With the help of our Lead User Researcher — we set up tree testing + card sorting across several markets. This allowed us to remove the visual aspect of the website and rely on our users to sort the navigation into categories. The advantage of this type of testing is scale (the combined sample size was 300 users), this was essential to provide us with the quantitative data we needed to gather significant results.

We also ran qualitative (usability) tests, in parallel to identify common patterns and pain points with the existing solution. While the sample size is smaller (10-15 users per test) it allowed us to create user profiling (different behaviour depending on age / nationality). It also provided verbal confirmation of the problems we identified in the quantitative tests.

Key findings

Our research revealed several consistent pain points:

  1. Inconsistency between global and on-page navigation.

  2. 50% of users didn’t understand how to use on-page navigation.

  3. Redundant product categorization caused confusion.

  4. Underrepresented products were hard to locate.

Only 1 in 2 users successfully use the on-page navigation.
— Based on 90 usability tests in UK, SE and NL.

Designing the solution

The research pointed clearly to one conclusion: consistency and depth matter.

We introduced a nested navigation structure that better aligned on-page navigation with the global hierarchy. While initially perceived as more complex (due to additional taps), the structure made more logical sense to users—and performed better in tests.

A major decision was to merge “Casino” and “Live Casino” categories. Tree testing indicated users grouped them naturally. Despite some internal skepticism, user behavior validated this deeper, more structured design.

User flow 1 — Product selection

User flow 2 — Accessing safer gambling tools

Validating the solution

We conducted a final round of tree testing and usability sessions with interactive prototypes.

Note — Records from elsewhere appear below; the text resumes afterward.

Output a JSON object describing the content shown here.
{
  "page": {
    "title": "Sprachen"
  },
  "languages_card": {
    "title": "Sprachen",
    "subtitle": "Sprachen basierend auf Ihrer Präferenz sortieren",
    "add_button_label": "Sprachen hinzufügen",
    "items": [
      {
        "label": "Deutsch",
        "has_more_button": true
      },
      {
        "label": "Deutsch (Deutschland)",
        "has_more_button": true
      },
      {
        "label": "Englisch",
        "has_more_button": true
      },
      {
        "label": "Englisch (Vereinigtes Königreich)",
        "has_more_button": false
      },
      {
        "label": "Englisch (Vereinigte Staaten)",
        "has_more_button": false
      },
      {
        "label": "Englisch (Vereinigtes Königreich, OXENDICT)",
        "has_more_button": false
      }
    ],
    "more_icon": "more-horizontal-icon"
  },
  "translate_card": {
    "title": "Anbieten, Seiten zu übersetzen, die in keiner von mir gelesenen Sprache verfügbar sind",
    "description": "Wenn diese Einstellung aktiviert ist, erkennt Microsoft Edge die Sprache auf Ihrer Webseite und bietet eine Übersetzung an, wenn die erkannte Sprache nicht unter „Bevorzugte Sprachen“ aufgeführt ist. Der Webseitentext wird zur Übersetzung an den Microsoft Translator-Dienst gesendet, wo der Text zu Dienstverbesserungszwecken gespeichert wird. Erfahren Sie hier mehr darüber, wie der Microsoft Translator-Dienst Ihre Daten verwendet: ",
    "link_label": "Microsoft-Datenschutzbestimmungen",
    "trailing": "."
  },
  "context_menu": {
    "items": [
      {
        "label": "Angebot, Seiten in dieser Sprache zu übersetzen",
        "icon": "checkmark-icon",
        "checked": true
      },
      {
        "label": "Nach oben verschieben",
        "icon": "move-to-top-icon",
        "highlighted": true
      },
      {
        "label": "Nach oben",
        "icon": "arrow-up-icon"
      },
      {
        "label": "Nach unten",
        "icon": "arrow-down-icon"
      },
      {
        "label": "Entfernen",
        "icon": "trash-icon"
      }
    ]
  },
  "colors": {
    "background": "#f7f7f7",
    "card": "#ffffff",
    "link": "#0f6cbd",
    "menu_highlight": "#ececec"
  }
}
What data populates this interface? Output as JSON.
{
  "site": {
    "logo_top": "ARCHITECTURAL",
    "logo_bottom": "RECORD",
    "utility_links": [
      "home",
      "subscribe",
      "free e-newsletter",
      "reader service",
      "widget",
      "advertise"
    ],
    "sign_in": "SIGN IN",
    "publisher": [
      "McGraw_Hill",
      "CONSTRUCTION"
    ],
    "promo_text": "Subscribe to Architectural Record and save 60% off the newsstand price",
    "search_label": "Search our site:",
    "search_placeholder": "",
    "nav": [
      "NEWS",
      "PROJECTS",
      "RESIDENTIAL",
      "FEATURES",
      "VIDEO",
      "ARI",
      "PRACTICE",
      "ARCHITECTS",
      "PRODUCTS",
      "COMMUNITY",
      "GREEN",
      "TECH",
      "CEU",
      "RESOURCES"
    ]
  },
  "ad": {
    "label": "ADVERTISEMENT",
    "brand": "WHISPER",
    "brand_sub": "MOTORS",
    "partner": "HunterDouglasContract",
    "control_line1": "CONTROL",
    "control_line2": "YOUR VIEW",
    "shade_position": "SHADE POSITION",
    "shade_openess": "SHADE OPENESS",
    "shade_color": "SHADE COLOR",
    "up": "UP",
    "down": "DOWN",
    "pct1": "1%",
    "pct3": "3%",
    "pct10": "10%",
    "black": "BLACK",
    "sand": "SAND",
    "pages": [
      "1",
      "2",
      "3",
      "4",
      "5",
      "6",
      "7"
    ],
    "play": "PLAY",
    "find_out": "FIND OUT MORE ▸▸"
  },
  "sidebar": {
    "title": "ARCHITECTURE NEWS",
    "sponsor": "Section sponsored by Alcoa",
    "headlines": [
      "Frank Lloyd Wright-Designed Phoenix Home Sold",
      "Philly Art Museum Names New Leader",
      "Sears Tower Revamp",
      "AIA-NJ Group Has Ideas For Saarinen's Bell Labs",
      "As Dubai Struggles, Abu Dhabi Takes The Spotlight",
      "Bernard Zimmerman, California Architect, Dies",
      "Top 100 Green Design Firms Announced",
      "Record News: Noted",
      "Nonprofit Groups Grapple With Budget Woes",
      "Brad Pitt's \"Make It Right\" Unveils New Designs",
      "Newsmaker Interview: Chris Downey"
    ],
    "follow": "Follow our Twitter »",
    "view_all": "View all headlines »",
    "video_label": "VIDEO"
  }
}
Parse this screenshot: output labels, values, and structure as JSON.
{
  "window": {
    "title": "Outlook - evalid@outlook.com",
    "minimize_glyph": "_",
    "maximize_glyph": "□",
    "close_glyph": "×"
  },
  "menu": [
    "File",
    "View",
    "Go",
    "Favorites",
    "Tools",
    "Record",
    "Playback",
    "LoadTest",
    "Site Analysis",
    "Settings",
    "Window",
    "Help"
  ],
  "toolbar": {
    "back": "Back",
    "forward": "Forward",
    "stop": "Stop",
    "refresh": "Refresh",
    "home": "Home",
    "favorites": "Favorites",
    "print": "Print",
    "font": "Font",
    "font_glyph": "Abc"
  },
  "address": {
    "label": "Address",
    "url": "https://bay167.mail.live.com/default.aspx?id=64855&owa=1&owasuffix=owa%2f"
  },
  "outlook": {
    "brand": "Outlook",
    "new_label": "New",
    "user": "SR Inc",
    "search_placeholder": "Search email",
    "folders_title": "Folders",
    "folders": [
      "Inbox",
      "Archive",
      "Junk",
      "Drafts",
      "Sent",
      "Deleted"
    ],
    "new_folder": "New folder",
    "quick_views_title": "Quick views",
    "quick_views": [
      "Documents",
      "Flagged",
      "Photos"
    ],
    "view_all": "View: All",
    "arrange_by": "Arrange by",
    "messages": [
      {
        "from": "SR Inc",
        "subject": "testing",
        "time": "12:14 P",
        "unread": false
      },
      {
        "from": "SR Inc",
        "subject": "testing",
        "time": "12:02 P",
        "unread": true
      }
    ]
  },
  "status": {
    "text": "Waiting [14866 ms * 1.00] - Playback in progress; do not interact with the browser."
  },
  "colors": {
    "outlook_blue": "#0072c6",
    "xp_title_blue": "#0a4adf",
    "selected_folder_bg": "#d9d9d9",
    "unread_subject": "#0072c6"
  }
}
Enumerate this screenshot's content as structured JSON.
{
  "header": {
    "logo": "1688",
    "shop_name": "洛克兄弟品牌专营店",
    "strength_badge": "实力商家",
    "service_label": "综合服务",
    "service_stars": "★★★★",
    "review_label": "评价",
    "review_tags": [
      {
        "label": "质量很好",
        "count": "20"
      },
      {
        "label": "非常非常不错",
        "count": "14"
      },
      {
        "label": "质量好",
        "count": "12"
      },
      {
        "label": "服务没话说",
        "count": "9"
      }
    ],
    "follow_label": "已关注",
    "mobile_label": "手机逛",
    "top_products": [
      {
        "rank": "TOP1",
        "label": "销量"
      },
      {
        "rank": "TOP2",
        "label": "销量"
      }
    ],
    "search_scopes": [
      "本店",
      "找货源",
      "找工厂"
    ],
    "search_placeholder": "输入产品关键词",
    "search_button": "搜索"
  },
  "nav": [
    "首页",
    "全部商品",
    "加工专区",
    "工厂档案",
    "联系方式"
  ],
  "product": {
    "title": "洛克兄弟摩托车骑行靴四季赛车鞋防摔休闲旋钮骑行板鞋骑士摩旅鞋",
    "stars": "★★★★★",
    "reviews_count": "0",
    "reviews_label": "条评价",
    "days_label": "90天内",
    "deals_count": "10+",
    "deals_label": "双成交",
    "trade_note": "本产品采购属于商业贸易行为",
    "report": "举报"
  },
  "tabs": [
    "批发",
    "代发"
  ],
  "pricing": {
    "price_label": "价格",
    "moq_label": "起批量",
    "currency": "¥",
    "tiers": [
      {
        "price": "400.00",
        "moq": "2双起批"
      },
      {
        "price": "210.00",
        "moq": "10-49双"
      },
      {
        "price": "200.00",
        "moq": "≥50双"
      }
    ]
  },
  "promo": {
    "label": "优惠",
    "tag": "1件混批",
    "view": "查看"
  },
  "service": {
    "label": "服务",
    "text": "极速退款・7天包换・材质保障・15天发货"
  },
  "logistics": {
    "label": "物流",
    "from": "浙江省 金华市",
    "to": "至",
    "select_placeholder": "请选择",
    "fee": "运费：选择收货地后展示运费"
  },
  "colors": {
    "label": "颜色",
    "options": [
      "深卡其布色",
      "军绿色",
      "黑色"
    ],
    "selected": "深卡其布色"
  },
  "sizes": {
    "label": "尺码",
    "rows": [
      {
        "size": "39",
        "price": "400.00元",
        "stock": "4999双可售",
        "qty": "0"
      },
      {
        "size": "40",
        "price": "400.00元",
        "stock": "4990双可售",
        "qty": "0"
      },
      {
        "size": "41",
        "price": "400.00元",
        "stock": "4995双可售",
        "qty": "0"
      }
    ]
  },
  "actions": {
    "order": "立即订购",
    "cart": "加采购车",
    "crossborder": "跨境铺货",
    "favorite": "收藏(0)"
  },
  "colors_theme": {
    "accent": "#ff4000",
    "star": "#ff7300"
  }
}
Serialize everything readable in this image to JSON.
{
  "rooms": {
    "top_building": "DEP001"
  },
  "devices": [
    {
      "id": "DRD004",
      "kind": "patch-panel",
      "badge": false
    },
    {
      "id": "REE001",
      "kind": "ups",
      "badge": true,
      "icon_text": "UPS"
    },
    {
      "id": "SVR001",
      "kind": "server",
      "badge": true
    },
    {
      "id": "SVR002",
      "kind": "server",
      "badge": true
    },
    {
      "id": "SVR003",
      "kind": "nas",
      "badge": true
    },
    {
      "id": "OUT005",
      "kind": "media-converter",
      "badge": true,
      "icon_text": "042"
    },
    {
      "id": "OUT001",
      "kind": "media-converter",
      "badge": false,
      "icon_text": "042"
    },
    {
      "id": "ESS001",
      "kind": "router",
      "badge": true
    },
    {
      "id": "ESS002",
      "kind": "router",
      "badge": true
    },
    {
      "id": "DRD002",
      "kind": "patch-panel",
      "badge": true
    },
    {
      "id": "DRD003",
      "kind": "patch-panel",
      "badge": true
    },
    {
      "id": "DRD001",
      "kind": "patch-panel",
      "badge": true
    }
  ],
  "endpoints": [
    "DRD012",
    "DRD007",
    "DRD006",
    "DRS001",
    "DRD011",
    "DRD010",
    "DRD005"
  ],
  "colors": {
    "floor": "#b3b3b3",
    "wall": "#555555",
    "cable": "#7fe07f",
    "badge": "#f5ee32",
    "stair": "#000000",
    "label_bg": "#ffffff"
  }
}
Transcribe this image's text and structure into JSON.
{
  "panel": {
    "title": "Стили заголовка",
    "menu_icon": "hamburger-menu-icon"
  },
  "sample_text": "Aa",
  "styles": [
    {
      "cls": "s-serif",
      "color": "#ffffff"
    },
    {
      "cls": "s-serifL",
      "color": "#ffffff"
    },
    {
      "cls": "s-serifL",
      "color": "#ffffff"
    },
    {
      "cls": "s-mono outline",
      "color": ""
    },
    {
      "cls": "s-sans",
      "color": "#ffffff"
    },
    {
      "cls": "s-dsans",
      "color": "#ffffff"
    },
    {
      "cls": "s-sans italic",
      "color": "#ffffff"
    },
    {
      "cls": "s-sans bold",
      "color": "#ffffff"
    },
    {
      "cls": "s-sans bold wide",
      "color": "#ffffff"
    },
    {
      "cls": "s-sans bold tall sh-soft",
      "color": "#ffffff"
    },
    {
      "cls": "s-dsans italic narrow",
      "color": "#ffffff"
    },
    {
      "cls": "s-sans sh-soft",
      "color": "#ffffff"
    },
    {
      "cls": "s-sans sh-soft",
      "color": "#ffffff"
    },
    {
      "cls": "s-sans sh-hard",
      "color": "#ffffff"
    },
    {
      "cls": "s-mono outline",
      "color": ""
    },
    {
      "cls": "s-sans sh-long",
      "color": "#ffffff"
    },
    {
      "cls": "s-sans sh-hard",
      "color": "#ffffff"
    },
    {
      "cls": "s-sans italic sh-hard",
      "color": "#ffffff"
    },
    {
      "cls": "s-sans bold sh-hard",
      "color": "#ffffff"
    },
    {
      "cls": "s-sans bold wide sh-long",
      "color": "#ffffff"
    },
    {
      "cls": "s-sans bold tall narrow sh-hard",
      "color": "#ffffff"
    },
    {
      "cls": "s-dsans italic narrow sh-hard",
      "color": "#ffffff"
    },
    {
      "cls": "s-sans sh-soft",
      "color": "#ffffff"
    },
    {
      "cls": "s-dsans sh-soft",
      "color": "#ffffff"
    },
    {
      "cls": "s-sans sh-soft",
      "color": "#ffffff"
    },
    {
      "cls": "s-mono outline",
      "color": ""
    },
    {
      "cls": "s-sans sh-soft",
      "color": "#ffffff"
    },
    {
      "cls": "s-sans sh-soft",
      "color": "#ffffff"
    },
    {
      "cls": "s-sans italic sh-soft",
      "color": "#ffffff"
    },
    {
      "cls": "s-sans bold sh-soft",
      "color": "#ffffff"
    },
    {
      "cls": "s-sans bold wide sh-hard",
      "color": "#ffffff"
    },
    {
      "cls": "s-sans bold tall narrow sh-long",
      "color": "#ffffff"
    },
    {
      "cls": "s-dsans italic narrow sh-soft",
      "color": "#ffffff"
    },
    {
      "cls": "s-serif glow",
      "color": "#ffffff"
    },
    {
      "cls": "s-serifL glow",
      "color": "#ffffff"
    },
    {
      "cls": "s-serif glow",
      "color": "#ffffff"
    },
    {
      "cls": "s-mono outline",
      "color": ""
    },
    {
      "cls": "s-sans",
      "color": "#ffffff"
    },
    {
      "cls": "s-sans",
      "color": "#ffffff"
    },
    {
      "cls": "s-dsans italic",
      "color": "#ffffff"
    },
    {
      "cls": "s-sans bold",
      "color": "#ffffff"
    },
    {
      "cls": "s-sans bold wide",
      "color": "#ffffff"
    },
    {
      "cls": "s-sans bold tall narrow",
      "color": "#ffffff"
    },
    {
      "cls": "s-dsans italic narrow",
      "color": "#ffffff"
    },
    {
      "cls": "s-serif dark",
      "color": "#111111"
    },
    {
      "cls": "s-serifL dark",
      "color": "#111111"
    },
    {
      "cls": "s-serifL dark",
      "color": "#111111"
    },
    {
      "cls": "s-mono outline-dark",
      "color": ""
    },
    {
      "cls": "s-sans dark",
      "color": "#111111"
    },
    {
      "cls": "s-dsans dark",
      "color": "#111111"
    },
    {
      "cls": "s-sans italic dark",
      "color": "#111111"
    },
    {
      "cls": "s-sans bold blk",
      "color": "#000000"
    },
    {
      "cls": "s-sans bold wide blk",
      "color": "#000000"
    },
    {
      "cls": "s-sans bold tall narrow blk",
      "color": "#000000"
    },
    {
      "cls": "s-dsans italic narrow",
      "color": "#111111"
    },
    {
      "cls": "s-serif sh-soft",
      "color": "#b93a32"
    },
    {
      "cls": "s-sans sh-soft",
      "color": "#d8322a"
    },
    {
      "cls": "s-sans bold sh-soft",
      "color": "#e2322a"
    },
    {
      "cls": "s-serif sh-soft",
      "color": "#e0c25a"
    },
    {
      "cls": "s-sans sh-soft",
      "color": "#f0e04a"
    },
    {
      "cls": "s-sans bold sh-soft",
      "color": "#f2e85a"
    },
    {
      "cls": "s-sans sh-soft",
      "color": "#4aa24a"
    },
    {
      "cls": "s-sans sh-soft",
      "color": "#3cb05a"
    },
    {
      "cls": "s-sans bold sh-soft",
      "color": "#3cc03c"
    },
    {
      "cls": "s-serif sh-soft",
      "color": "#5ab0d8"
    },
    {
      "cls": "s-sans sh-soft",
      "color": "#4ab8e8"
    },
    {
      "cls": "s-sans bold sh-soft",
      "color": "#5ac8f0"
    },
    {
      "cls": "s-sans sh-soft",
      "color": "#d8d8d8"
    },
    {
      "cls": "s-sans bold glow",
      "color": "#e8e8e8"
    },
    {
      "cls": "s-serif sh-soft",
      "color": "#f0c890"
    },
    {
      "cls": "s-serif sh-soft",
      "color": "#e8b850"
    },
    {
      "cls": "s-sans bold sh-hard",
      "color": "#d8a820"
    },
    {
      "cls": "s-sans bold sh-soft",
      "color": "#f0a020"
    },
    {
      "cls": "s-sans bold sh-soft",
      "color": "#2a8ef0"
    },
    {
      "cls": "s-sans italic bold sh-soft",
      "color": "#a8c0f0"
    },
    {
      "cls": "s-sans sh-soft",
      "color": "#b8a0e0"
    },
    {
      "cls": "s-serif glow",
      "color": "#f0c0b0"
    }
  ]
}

Not only did the solution perform well—it outperformed the previous version across multiple KPIs (e.g., task completion rate, time on task).

The repeated success across two major brands and several markets gave us the confidence that this was a robust, multi-brand solution.

Key Takeaways — The navigation concept was considered easier to use

Key Takeaways — The navigation concept outperformed the legacy version

Key Takeaways — In some cases, findability increased, by up to three times

User Testing — Highlight Reel

Scalable Rollout

Once approved by stakeholders, I created a brand-agnostic prototype to demonstrate how this navigation model could scale across different websites. Built in Figma with smart variables and interactivity, the tool enables internal teams to:

  1. Preview their site structure

  2. Configure category depth

  3. See how products render in real-time

The new Kindred Web Platform is not only faster and more flexible—it’s also backed by a research-driven, intuitive navigation design.

Predicting Impact

While the platform is still being rolled out, early metrics already show an uplift in both navigation success rates and CSAT scores, indicating that users are finding the new structure more intuitive and satisfying to use.

With a clearer and more consistent navigation system, users are:

  1. More likely to discover underrepresented products

  2. Less likely to abandon their session out of frustration

  3. Able to move more confidently between categories

We also expect to see ongoing improvements in our north star metric: the number of games played per session, particularly on mobile, where the new navigation has shown the strongest early performance.